Nur waren es bisher vor allem die Studios, die so verdienten und ihre immensen Betriebskosten damit finanzierten. Quereinsteiger, Privatinvestoren und Unabhängige bekamen von solchen Lizenzen selten etwas ab. "Wir stoßen da jetzt die Tür zu einem sehr exklusiven Club auf", sagt Juul. Dann bekommt man also, wenn man zum Beispiel 100 Dollar in einen Film investiert, der das Vierfache einspielt, vierhundert Dollar zurück?

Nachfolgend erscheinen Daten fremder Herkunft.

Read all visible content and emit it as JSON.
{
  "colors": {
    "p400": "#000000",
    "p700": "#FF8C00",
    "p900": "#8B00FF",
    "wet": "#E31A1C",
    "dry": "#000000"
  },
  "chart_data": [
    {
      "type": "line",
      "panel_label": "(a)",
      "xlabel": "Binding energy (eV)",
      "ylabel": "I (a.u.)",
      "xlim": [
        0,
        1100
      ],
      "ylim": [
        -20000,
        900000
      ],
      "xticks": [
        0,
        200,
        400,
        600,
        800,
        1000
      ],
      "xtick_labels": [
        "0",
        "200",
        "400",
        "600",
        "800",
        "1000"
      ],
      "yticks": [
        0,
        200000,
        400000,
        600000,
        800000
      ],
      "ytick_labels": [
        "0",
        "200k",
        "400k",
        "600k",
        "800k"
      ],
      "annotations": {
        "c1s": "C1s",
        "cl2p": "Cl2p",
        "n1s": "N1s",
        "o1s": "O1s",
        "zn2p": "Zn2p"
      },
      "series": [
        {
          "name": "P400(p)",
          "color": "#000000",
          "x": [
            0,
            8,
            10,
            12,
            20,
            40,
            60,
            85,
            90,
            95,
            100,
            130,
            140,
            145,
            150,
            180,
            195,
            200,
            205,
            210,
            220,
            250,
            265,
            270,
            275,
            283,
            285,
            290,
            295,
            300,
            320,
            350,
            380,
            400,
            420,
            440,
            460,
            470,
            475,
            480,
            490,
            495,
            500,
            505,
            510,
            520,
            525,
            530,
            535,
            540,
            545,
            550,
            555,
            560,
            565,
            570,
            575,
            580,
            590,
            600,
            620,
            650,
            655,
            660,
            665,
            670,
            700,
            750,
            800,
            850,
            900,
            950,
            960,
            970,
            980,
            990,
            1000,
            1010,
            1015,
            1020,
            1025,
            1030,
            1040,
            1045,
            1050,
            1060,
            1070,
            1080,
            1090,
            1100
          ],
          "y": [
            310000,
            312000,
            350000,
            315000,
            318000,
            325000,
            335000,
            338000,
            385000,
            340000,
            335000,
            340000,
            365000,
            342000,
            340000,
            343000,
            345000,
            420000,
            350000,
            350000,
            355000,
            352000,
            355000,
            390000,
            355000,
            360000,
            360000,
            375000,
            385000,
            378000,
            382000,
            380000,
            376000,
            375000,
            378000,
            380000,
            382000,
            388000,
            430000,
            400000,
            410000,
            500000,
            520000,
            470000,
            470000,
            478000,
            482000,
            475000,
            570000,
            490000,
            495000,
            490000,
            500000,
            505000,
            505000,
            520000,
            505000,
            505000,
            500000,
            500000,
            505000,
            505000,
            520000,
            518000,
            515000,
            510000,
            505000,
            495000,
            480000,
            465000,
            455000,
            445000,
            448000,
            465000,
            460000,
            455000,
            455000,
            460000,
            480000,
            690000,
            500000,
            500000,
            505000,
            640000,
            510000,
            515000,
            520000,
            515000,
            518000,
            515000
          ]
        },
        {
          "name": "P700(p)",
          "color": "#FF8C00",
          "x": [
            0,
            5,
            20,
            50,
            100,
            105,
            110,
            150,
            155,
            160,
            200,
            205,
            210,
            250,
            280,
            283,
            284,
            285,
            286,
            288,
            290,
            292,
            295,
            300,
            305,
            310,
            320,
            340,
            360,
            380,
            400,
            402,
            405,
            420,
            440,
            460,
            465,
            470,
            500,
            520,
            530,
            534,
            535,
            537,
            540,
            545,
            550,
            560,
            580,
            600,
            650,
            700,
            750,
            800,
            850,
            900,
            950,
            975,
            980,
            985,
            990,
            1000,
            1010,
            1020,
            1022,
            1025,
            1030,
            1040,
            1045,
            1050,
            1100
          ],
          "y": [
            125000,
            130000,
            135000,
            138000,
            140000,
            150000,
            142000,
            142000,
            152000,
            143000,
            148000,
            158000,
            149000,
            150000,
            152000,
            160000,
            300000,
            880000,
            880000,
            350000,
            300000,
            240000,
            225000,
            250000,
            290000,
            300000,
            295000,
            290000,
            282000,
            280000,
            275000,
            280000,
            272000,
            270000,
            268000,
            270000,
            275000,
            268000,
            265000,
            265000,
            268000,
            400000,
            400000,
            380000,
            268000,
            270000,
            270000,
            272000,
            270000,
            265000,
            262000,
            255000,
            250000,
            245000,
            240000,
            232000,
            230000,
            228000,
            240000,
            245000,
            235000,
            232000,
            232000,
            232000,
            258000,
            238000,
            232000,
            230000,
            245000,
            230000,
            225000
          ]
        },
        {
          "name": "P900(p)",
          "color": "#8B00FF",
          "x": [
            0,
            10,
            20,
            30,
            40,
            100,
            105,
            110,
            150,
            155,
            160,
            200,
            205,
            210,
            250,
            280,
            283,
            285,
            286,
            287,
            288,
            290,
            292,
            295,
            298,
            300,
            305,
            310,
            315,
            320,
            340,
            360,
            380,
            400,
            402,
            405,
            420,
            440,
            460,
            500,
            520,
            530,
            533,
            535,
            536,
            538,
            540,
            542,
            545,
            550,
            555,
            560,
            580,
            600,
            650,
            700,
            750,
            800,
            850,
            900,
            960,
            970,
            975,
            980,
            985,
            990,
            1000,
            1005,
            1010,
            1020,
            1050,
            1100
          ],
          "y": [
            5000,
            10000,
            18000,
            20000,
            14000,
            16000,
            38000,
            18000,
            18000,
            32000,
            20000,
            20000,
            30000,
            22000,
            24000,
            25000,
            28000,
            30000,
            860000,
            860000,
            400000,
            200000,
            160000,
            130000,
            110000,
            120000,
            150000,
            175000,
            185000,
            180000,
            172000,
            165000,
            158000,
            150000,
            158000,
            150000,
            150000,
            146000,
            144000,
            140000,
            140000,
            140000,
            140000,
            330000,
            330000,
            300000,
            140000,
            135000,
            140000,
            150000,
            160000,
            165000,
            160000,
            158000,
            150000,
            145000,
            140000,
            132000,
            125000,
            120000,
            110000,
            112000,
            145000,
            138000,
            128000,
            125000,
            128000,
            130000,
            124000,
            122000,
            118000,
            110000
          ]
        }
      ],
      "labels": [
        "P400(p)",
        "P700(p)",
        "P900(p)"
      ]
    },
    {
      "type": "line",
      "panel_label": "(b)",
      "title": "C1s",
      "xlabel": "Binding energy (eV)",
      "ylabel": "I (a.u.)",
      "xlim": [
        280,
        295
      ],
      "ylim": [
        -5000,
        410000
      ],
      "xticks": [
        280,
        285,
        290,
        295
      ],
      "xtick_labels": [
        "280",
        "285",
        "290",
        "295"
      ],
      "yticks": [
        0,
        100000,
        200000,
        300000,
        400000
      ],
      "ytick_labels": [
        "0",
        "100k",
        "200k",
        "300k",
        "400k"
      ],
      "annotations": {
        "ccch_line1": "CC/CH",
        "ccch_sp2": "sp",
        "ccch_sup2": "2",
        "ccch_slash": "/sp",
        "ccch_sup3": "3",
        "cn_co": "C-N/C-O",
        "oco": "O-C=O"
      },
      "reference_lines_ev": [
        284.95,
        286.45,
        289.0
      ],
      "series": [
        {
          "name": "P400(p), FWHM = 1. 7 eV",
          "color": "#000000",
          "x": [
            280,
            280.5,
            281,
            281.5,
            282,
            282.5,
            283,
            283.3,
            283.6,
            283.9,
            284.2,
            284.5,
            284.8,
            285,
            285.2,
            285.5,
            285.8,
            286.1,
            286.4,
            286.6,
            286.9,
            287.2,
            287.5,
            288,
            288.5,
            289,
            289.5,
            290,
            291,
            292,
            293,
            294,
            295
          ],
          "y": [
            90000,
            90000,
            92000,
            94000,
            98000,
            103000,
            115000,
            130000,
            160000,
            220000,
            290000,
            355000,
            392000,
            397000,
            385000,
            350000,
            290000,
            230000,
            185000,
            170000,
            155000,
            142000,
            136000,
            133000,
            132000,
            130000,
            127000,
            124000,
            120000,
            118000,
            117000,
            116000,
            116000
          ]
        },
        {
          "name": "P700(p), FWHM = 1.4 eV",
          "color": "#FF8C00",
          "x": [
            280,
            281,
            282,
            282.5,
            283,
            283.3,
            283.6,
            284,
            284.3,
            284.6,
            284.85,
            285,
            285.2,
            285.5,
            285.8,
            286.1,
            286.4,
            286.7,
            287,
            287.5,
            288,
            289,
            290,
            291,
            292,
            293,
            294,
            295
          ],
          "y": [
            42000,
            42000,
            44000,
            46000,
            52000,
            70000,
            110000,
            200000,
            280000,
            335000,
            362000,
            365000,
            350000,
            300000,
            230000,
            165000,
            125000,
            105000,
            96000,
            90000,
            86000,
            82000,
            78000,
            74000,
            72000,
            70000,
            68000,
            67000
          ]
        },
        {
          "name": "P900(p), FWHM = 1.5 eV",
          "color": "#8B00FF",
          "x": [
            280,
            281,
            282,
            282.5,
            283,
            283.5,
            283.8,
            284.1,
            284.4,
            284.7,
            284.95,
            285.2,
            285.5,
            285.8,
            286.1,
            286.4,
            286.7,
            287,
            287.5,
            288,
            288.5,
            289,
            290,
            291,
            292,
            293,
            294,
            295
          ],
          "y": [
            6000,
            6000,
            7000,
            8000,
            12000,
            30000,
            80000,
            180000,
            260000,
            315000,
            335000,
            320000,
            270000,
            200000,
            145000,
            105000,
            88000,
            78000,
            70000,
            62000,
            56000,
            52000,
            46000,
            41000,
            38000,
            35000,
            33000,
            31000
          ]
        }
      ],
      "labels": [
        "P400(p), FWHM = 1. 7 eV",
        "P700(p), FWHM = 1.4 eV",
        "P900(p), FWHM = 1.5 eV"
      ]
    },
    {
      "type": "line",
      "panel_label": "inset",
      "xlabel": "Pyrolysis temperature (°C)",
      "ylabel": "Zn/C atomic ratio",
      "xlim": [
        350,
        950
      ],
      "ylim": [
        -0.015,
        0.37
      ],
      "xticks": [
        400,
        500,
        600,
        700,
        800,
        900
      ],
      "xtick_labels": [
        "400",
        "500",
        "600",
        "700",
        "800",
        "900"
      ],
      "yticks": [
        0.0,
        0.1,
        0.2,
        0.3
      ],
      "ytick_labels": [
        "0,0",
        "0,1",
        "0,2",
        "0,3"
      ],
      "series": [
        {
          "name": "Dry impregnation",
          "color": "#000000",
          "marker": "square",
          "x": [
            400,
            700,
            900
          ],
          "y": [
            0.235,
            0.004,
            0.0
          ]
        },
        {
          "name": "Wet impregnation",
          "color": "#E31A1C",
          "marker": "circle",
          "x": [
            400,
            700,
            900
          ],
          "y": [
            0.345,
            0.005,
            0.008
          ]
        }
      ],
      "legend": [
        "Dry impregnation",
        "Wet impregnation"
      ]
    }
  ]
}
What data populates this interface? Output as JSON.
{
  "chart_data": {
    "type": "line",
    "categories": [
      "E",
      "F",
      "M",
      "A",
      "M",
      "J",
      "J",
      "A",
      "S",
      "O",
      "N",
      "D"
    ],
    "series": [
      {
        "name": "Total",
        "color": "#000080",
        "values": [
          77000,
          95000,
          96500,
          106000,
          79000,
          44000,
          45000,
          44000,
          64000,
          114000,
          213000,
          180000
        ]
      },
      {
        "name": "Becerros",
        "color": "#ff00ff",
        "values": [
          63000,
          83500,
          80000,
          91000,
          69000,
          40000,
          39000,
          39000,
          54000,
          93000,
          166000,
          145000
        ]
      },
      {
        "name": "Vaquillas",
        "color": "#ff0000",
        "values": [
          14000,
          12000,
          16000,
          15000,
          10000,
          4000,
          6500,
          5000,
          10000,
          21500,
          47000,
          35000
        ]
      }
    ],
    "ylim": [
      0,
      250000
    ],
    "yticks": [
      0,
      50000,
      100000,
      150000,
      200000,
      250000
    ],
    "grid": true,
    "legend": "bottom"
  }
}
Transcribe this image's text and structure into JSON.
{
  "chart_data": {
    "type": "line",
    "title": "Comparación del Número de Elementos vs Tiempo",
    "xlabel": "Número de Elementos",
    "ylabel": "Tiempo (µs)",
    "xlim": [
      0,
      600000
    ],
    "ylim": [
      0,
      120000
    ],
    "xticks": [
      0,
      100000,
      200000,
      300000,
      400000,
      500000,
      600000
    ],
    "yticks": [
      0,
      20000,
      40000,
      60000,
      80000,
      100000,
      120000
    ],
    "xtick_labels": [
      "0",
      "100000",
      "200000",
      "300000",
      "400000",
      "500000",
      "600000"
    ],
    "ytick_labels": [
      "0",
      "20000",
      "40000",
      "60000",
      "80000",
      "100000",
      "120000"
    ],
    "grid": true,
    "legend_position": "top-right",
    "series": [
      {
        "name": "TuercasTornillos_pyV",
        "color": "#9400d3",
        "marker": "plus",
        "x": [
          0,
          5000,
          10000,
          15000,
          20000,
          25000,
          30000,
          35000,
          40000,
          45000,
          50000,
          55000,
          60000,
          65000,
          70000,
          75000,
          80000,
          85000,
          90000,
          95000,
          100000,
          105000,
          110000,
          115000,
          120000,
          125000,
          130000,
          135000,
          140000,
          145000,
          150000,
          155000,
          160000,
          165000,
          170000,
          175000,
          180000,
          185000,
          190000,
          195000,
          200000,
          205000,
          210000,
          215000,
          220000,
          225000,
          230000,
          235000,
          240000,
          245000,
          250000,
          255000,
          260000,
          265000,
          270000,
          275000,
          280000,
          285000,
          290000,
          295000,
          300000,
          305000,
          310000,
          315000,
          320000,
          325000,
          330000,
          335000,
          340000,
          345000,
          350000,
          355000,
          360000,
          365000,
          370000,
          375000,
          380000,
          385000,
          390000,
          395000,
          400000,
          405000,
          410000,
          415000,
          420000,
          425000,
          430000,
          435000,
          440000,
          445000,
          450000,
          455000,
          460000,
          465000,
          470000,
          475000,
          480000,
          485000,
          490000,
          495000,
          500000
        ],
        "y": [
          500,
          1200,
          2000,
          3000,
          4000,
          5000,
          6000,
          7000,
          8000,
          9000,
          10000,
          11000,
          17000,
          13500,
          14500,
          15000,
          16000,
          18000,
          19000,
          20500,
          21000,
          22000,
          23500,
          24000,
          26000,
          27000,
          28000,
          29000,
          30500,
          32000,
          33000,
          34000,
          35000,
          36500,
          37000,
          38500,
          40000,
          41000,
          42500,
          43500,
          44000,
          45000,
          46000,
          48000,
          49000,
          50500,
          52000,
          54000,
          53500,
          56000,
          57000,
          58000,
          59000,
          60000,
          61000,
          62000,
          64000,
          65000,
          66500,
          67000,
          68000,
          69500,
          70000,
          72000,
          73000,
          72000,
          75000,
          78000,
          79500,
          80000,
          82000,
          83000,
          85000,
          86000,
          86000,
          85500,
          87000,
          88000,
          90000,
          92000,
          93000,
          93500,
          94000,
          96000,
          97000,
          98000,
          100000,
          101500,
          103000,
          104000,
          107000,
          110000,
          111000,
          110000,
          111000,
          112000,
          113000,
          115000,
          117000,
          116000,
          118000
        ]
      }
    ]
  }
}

Jonathan Bixby geht kurz dazwischen. "Kryptowirtschaft funktioniert ein bisschen anders." Er klingt so geduldig wie ein Wissenschaftler, der einem Laien Astrophysik erklärt. "Ein Krypto-Enthusiast möchte in etwas investieren, das deflationär ist, also etwas mit einem begrenzten Angebot und etwas, das wirklich gut durchdacht ist, und ich denke, das ist es, was wir anbieten." Wobei man alle möglichen Funktionen in so ein NFT einbauen kann. Zum Beispiel, dass die Produzenten und Filmschaffenden an jedem Weiterverkauf beteiligt werden. Was die beiden aber auch erobern, ist eine vollkommen neue Generation Investoren. "Es gibt eine Milliarde Menschen, die mehr als 20 Stunden ihrer Freizeit pro Woche im Metaversum verbringen", sagt Jonathan. "Was, denken Sie, werden die wollen? Wollen die in eine Bank gehen und in der Schlange stehen und mit einem Kassierer sprechen? Sie wollen Bitcoin. Wollen die physische Kunst aufhängen? Nein, aber die wollen Mitglied in einem exklusiven Club werden."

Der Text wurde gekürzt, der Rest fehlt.